Sur l’expérience et la construction de soi :
« Une expérience se constitue à la fois du ressenti et de l’expérimentation : l’acte permet à l’individu de rencontrer une situation et une émotion, d’où il reçoit information et formation. Faire une expérience, c’est ainsi essayer et éprouver, tant du côté du plaisir et de la découverte que de celui de la limite et de la douleur. C’est aussi poser un acte, une conduite, qui va déterminer une transformation de soi et du monde. En ce sens, l’acte déclenche une expérience et permet à l’individu d’exercer le pouvoir d’interférer sur son vécu et de « construire » une identité, une façon d’être. La capacité à faire un usage approprié de ce pouvoir de l’acte appartient entièrement au sujet. Elle est notamment déterminée par ses propres conflits internes et son histoire. » (page 17)
Sur l’expérience de l’addiction :
« Ainsi, par les effets du produit, l’usager de drogues tout à la fois dérègle et tente de gérer les systèmes biologiques d’intériorisation de l’ensemble de l’expérience et, ce faisant, se crée une néo-expérience. En intervenant chimiquement sur la genèse des émotions et des affects, il modifie son rapport au monde et peut s’en absenter partiellement. L’investissement total sur le produit agit comme une « anti-pensée » et conduit à la réduction de la dimension de sujet. Sur le plan thérapeutique, l’enjeu sera donc à la fois de redonner le goût et les possibilités à « l’être là » (Heidegger), aux interactions sociales, à d’autres modes de gestion des émotions, à la réappropriation de la pensée et de nouvelles capacités au plaisir, mais il sera aussi d’apporter un maximum de sécurité psychique étant donné l’angoisse que suscite le renoncement aux délices de l’absence. » (page 23)

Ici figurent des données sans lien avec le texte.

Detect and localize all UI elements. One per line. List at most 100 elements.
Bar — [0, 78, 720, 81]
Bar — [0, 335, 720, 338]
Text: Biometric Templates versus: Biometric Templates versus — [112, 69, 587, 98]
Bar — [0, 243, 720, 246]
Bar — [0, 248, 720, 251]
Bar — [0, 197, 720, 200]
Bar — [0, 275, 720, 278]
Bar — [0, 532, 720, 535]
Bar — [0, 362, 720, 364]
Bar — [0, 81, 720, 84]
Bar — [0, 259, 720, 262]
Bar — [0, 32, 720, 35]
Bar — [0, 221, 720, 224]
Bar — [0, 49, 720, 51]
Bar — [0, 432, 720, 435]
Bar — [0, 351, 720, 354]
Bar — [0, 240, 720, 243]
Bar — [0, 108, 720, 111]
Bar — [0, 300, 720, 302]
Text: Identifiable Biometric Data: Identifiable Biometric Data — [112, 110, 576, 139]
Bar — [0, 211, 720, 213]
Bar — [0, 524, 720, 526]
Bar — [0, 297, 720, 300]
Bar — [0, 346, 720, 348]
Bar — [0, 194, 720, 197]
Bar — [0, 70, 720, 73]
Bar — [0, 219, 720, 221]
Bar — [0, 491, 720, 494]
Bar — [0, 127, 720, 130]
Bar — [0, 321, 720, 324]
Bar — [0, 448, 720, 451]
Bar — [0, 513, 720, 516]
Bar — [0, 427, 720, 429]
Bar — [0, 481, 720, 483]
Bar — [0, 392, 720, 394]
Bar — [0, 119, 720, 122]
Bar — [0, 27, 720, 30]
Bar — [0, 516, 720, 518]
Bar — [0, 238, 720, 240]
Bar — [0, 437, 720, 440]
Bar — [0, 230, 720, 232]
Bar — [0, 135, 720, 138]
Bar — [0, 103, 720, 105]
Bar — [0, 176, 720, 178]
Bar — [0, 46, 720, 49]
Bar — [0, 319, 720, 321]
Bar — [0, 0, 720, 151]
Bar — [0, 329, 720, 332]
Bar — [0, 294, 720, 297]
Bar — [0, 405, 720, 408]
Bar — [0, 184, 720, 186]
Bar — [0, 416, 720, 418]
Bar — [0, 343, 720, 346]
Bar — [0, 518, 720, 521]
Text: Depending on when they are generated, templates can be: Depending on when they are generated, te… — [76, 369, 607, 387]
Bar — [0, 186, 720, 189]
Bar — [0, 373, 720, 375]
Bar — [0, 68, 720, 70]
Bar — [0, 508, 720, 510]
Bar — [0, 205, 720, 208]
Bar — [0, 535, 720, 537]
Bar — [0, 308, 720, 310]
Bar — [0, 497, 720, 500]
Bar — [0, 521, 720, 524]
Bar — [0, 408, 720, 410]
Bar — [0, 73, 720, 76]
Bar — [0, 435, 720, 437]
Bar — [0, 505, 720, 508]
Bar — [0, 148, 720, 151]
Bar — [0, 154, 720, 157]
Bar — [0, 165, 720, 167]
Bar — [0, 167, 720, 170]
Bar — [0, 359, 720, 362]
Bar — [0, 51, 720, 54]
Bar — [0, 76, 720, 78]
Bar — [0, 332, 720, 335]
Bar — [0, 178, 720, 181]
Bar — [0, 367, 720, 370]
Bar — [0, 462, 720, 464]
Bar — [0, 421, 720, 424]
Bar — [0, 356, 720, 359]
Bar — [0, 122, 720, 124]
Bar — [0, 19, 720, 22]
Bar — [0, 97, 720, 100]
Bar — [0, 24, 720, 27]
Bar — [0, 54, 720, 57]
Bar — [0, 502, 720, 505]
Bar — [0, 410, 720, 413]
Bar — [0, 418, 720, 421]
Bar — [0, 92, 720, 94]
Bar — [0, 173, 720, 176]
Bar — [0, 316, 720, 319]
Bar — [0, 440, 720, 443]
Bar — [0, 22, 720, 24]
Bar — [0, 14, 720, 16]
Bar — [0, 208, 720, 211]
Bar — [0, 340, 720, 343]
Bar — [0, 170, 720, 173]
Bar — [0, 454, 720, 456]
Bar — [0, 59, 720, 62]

Sur le contexte social et anthropologique :
« Toute la technologie moderne est au service de cette définition du bonheur à partir de la consommation d’objets répondant à un besoin insatiable de vitesse, d’instantanéité de réponse à tous nos maux, qu’ils soient dus aux contraintes de la vie elle-même ou qu’ils soient produits par la société.Cette maximalisation de l’existence et ses promesses de repousser toutes les limites humaines s’accompagne parallèlement d’une recherche des moyens pour en minimiser le plus possible les conséquences. Au risque parfois de s’aveugler. Des sportifs récusent les méfaits du dopage et la perversion des valeurs du sport qu’il induit. Le consommateur voudrait oublier que produire et consommer des biens, pousser à la recherche de satisfactions toujours plus immédiates et intenses, ne peut se faire sans tenir compte des limites des ressources. Les conséquences actuelles de cette maximalisation de la vie nous contraignent pourtant à nous questionner sur le risque d’épuisement de l’individu et de la planète… » (Page 107)
Sur la réduction des risques :
« Pour la réduction des risques, l’objectif est en priorité de prévenir les dommages occasionnés par les consommations de substances psychoactives. Il ne s’agit pas de s’attaquer à ce qui motive la consommation, mais d’en maîtriser, autant que faire se peut, les effets nuisibles. Il ne s’agit pas de stopper l’addiction mais d’en éviter les complications, et de le faire en impliquant l’usager lui-même. Il est le premier acteur de sa consommation et de son éventuel changement de comportement d’usage, il est le meilleur expert pour savoir comment le faire (Péquart, Lacoste, 2007). L’intervention consiste alors à « aller vers », à entrer en contact avec les usagers pour mettre en place, en fonction de leur situation, des réponses à leurs besoins immédiats (ouverture de droits, hébergements…) et les outils permettant d’éviter certaines complications (information, matériel stérile…). Nous avons déjà vu les remarquables résultats de cette approche vis-à-vis de l’épidémie de sida parmi les injecteurs et vis-à-vis du risque d’overdose d’opiacés. » (Page 228)
Commentaire personnel
Je conseille ce livre à tous les lecteurs qui désirent explorer les addictions du point de vue de leur contexte social. L’accent est mis sur les stratégies de prévention, les modes d’intervention davantage que sur les causes et les mécanismes des addictions, qui sont pourtant présentés de manière claire et synthétique. L’approche expérientielle et systémique est une clé utile pour comprendre les addictions, et cette lecture est un bon complément à celle d’ouvrage plus centrés sur les aspects psychopathologiques.